Pacheco era sócio-fundador do Grupo Prerrogativas, coletivo de advogados progressistas criado em 2014 com atuação em São Paulo e outras capitais.
Considerado um dos maiores advogados criminalistas do país, Pacheco teve entre as atuações de maior repercussão a defesa do ex-deputado federal José Genoíno (PT) durante o escândalo do mensalão.
O advogado estava desaparecido desde a noite de terça-feira (30), quando foi registrado um boletim de ocorrência em uma delegacia da Polícia Civil de São Paulo.
Na madrugada de quarta-feira (1º), a polícia foi acionada por pessoas que relataram ter visto um homem passando mal na rua, apresentando dificuldade para respirar. Ele foi socorrido pelo Samu e levado ao Pronto-Socorro da Santa Casa, mas não resistiu. O caso foi registrado como morte súbita pelo 78º Distrito Policial.
Pacheco estava apenas com as roupas do corpo, sem celular ou documento. Por isso, foi realizado um exame papiloscópico, que permitiu sua identificação.
Carreira
Com mais de 30 anos de atuação, Pacheco era reconhecido por sua defesa das prerrogativas da advocacia e do direito de defesa.

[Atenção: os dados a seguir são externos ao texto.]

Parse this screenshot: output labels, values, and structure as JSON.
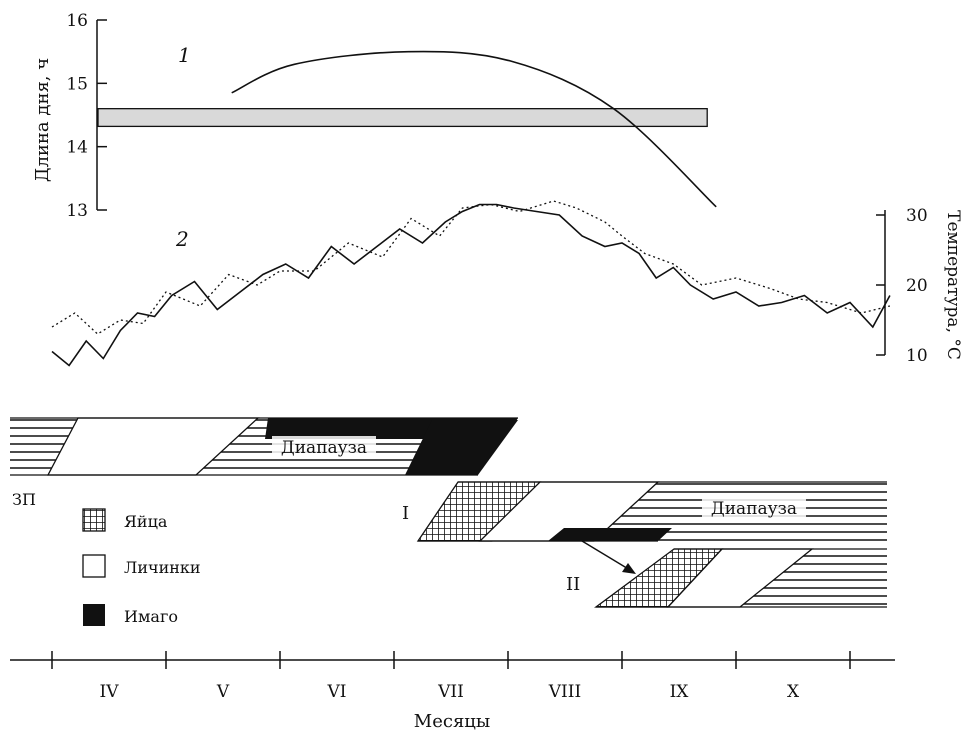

Ele iniciou a carreira em 1994, no escritório do ex-ministro da Justiça Márcio Thomaz Bastos, onde se tornou sócio em 2000.
Além disso, ele também era conselheiro estadual da Ordem dos Advogados do Brasil de São Paulo (OAB-SP).
“Ao longo de mais de 30 anos de carreira, Luiz Fernando Pacheco marcou a advocacia por sua atuação sempre muito firme na defesa de direitos da advocacia e de toda a sociedade, sem se intimidar com medidas ou decisões monocráticas dos Tribunais Superiores”, afirmou a OAB-SP, em nota.